There is something about super-bloated big budget action comedies which attract me like a Big Brother fan to a copy of Heat. I know I won’t like them, but I sort of kinda have to see them. So Night At The Museum 2 (aka Night At The Museum : Battle Of The Smithsonian) was always going to get my custom, if just to see if the Ben Stiller mugathon will be as inventive as either the original or the average peasant in the dark ages. It just about passes that muster to be fitfully more entertaining than the original without being in any way memorable like its predecessor. Which is possibly just as well because it spends its first ten minutes dispatching much of the previous film.
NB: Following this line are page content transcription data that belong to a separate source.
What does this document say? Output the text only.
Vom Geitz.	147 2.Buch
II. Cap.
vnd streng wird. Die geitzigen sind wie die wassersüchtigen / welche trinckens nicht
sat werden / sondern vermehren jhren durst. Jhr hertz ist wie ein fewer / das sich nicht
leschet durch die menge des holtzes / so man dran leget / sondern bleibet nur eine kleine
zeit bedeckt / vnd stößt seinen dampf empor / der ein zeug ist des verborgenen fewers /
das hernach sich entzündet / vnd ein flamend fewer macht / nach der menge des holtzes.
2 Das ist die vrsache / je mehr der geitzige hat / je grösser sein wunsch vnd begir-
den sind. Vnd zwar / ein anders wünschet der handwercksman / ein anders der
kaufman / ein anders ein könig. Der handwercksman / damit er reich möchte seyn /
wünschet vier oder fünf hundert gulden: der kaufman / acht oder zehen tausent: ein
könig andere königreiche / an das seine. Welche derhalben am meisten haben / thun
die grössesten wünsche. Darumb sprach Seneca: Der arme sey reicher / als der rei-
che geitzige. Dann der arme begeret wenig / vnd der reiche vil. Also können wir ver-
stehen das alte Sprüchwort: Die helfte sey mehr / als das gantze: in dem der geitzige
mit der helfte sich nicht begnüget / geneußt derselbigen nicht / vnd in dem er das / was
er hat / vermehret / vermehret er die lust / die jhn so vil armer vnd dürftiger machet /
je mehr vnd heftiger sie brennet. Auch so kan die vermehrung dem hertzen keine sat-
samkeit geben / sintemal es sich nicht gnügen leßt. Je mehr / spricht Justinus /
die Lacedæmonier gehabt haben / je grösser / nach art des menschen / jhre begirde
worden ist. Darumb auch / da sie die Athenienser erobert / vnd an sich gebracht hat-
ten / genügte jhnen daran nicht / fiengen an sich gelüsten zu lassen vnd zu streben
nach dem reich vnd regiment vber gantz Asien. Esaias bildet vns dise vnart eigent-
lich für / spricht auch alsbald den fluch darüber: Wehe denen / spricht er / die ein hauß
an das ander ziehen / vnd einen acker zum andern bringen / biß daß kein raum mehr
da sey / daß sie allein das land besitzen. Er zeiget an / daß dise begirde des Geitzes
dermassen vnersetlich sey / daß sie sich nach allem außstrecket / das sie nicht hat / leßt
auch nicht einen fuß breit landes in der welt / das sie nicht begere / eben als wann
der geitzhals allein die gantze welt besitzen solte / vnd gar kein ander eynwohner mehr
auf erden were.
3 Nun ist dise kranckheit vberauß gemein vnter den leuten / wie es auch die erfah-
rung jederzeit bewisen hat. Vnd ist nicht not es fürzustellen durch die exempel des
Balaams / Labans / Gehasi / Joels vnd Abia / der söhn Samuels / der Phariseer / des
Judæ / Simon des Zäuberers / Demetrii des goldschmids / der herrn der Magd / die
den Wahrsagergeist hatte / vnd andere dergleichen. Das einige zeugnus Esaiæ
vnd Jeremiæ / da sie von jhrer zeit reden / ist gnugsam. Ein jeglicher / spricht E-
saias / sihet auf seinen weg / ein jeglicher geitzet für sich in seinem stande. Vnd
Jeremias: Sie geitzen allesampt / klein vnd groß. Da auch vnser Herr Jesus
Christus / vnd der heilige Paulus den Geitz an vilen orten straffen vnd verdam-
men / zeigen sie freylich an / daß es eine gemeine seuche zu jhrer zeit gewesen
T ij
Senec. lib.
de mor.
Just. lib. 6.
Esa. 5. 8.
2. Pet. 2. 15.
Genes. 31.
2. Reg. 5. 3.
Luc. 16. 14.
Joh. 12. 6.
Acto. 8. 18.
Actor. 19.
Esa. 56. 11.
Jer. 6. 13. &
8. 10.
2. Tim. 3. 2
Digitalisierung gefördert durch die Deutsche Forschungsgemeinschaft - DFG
What is interesting about many sequels is what happens when the original was not set up for a follow-up. Night At The Museum ended with our hero triumphant, having won back his son and with a potential love interest. Well the second one moves him on even further, a successful businessman he is too busy for his “friends” in the museum*. This turns out to be germane to the moral of the film, which is do what is true to you. Which in this case means sod being a successful businessman, go back to being a night guard at a museum! Carla Gugino is off and the kid is dispatched as soon as possible. And what do we get instead? A cartoon lisping evil Pharoah (ancient Egyptians do pretty badly in Hollywood) Amy Adams doing her best Katherine Hepburn in tight jodhpurs.
Which instantly makes this better than the original.
Not much: it still squanders much of its premise for knockabout slapstick. Some of the “come alive” sequences however are very inventive if not funny, especially the art gallery with Jeff Koons puppy bounding around. Rather than considering the type of good having eight small Einstein’s could do, we instead have them singing a KC And The Sunshine Band song. Rather than providing the female lead character with a nice ending she pretty much commits suicide on screen. But then this is a stupid film, what do we expect. Well what we expect is probably a number 3, in the British Museum…
*For friends read mannequins which come to life. But if its good enough for Andrew McCarthy then it mus be good enough for Ben Stiller.